Zdaniem pracowników w efekcie z dnia na dzień zaproponowano m.in. nowego kierownika zespołu realizującego projekt. To był jeden z powodów rezygnacji szefa CSIOZ.
Czarne chmury nad projektem gromadzą się od początku. Największym problemem okazało się zorganizowanie przetargu. Odpowiedzialny za wdrożenie rewolucji CSIOZ przetarg o wartości blisko 400 mln zł ogłosił w 2011 r. Zamówienie podzielono na cztery części: szynę usług, portal informacyjny, bazę danych medycznych oraz hurtowni danych wraz z systemem wykrywania nadużyć. Nadużycia w tym przetargu wykrył jednak Urząd Zamówień Publicznych, według którego firmy, jakie zgłosiły się do konkursów, tak grały między sobą referencjami, aby dokonać ustawki.
W efekcie podejrzeń UZP Komisja Europejska wstrzymała certyfikację środków unijnych, z których finansowana jest e-rewolucja. Krajowa Izba Odwoławcza odrzuciła to oskarżenie i pieniądze udało się odzyskać. Jednak nie był to koniec kłopotów.
– W środowisku już nikt nie wierzy, że kiedyś doczekamy się tego systemu. Jeszcze trzy lata temu, gdy prowadziłem szkolenia, ludzie byli pełni nadziei i zainteresowani. Dziś na hasło P1 tylko się gorzko uśmiechają – dodaje Siwiec. – W najgorszej sytuacji są te jednostki, które naprawdę starały się działać zgodnie z planami, inwestowały w sprzęt i oprogramowanie niezbędne do obsługi tego systemu.
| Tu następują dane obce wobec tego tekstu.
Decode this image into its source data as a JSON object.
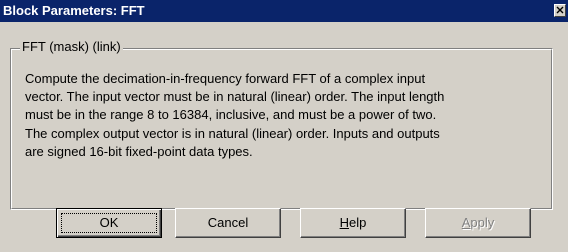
{
  "window": {
    "title": "Block Parameters: FFT"
  },
  "group": {
    "legend": "FFT (mask) (link)",
    "description_lines": [
      "Compute the decimation-in-frequency forward FFT of a complex input",
      "vector. The input vector must be in natural (linear) order. The input length",
      "must be in the range 8 to 16384, inclusive, and must be a power of two.",
      "The complex output vector is in natural (linear) order. Inputs and outputs",
      "are signed 16-bit fixed-point data types."
    ]
  },
  "buttons": {
    "ok": {
      "label": "OK",
      "state": "default"
    },
    "cancel": {
      "label": "Cancel"
    },
    "help": {
      "label_prefix": "",
      "label_mnemonic": "H",
      "label_rest": "elp"
    },
    "apply": {
      "label_prefix": "",
      "label_mnemonic": "A",
      "label_rest": "pply",
      "state": "disabled"
    }
  },
  "colors": {
    "titlebar": "#0a246a",
    "face": "#d4d0c8",
    "disabled_text": "#808080"
  },
  "icons": {
    "close": "close-icon"
  }
}
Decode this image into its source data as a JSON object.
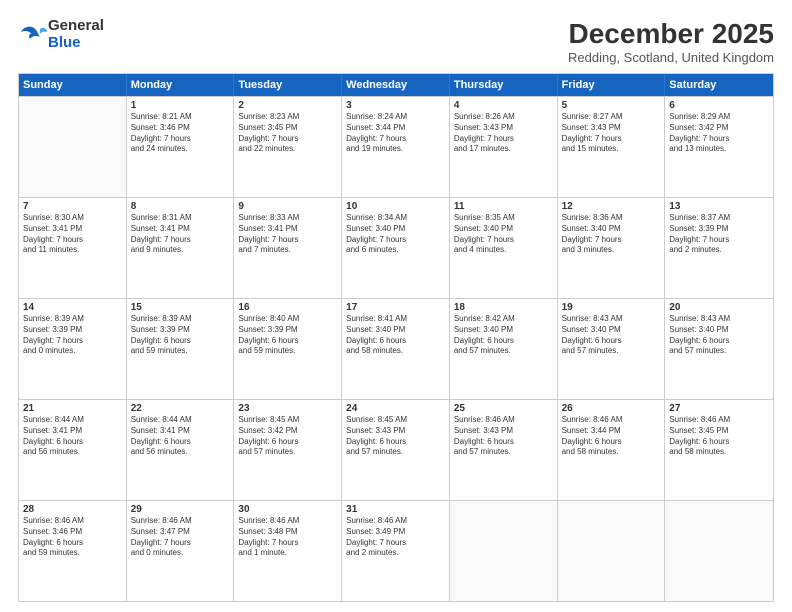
{
  "header": {
    "logo": {
      "general": "General",
      "blue": "Blue"
    },
    "title": "December 2025",
    "location": "Redding, Scotland, United Kingdom"
  },
  "calendar": {
    "days": [
      "Sunday",
      "Monday",
      "Tuesday",
      "Wednesday",
      "Thursday",
      "Friday",
      "Saturday"
    ],
    "rows": [
      [
        {
          "date": "",
          "info": ""
        },
        {
          "date": "1",
          "info": "Sunrise: 8:21 AM\nSunset: 3:46 PM\nDaylight: 7 hours\nand 24 minutes."
        },
        {
          "date": "2",
          "info": "Sunrise: 8:23 AM\nSunset: 3:45 PM\nDaylight: 7 hours\nand 22 minutes."
        },
        {
          "date": "3",
          "info": "Sunrise: 8:24 AM\nSunset: 3:44 PM\nDaylight: 7 hours\nand 19 minutes."
        },
        {
          "date": "4",
          "info": "Sunrise: 8:26 AM\nSunset: 3:43 PM\nDaylight: 7 hours\nand 17 minutes."
        },
        {
          "date": "5",
          "info": "Sunrise: 8:27 AM\nSunset: 3:43 PM\nDaylight: 7 hours\nand 15 minutes."
        },
        {
          "date": "6",
          "info": "Sunrise: 8:29 AM\nSunset: 3:42 PM\nDaylight: 7 hours\nand 13 minutes."
        }
      ],
      [
        {
          "date": "7",
          "info": "Sunrise: 8:30 AM\nSunset: 3:41 PM\nDaylight: 7 hours\nand 11 minutes."
        },
        {
          "date": "8",
          "info": "Sunrise: 8:31 AM\nSunset: 3:41 PM\nDaylight: 7 hours\nand 9 minutes."
        },
        {
          "date": "9",
          "info": "Sunrise: 8:33 AM\nSunset: 3:41 PM\nDaylight: 7 hours\nand 7 minutes."
        },
        {
          "date": "10",
          "info": "Sunrise: 8:34 AM\nSunset: 3:40 PM\nDaylight: 7 hours\nand 6 minutes."
        },
        {
          "date": "11",
          "info": "Sunrise: 8:35 AM\nSunset: 3:40 PM\nDaylight: 7 hours\nand 4 minutes."
        },
        {
          "date": "12",
          "info": "Sunrise: 8:36 AM\nSunset: 3:40 PM\nDaylight: 7 hours\nand 3 minutes."
        },
        {
          "date": "13",
          "info": "Sunrise: 8:37 AM\nSunset: 3:39 PM\nDaylight: 7 hours\nand 2 minutes."
        }
      ],
      [
        {
          "date": "14",
          "info": "Sunrise: 8:39 AM\nSunset: 3:39 PM\nDaylight: 7 hours\nand 0 minutes."
        },
        {
          "date": "15",
          "info": "Sunrise: 8:39 AM\nSunset: 3:39 PM\nDaylight: 6 hours\nand 59 minutes."
        },
        {
          "date": "16",
          "info": "Sunrise: 8:40 AM\nSunset: 3:39 PM\nDaylight: 6 hours\nand 59 minutes."
        },
        {
          "date": "17",
          "info": "Sunrise: 8:41 AM\nSunset: 3:40 PM\nDaylight: 6 hours\nand 58 minutes."
        },
        {
          "date": "18",
          "info": "Sunrise: 8:42 AM\nSunset: 3:40 PM\nDaylight: 6 hours\nand 57 minutes."
        },
        {
          "date": "19",
          "info": "Sunrise: 8:43 AM\nSunset: 3:40 PM\nDaylight: 6 hours\nand 57 minutes."
        },
        {
          "date": "20",
          "info": "Sunrise: 8:43 AM\nSunset: 3:40 PM\nDaylight: 6 hours\nand 57 minutes."
        }
      ],
      [
        {
          "date": "21",
          "info": "Sunrise: 8:44 AM\nSunset: 3:41 PM\nDaylight: 6 hours\nand 56 minutes."
        },
        {
          "date": "22",
          "info": "Sunrise: 8:44 AM\nSunset: 3:41 PM\nDaylight: 6 hours\nand 56 minutes."
        },
        {
          "date": "23",
          "info": "Sunrise: 8:45 AM\nSunset: 3:42 PM\nDaylight: 6 hours\nand 57 minutes."
        },
        {
          "date": "24",
          "info": "Sunrise: 8:45 AM\nSunset: 3:43 PM\nDaylight: 6 hours\nand 57 minutes."
        },
        {
          "date": "25",
          "info": "Sunrise: 8:46 AM\nSunset: 3:43 PM\nDaylight: 6 hours\nand 57 minutes."
        },
        {
          "date": "26",
          "info": "Sunrise: 8:46 AM\nSunset: 3:44 PM\nDaylight: 6 hours\nand 58 minutes."
        },
        {
          "date": "27",
          "info": "Sunrise: 8:46 AM\nSunset: 3:45 PM\nDaylight: 6 hours\nand 58 minutes."
        }
      ],
      [
        {
          "date": "28",
          "info": "Sunrise: 8:46 AM\nSunset: 3:46 PM\nDaylight: 6 hours\nand 59 minutes."
        },
        {
          "date": "29",
          "info": "Sunrise: 8:46 AM\nSunset: 3:47 PM\nDaylight: 7 hours\nand 0 minutes."
        },
        {
          "date": "30",
          "info": "Sunrise: 8:46 AM\nSunset: 3:48 PM\nDaylight: 7 hours\nand 1 minute."
        },
        {
          "date": "31",
          "info": "Sunrise: 8:46 AM\nSunset: 3:49 PM\nDaylight: 7 hours\nand 2 minutes."
        },
        {
          "date": "",
          "info": ""
        },
        {
          "date": "",
          "info": ""
        },
        {
          "date": "",
          "info": ""
        }
      ]
    ]
  }
}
Dziś zostały ze starzejącymi się, niepotrzebnymi zakupami – dodaje.
Bolesław Piecha, były wiceminister zdrowia w rządzie PiS, uważa, że w pracach nad e-zdrowiem popełniono wiele błędów, czego najgorszym skutkiem może być utrata finansowania unijnego. – Niezależnie od wszystkiego i tak każdy kolejny rząd będzie musiał dokończyć prace. Bez informatyzacji nie da się sprawnie zarządzać ochroną zdrowia – kwituje Piecha. Pytanie, czy za pieniądze polskie, czy unijne.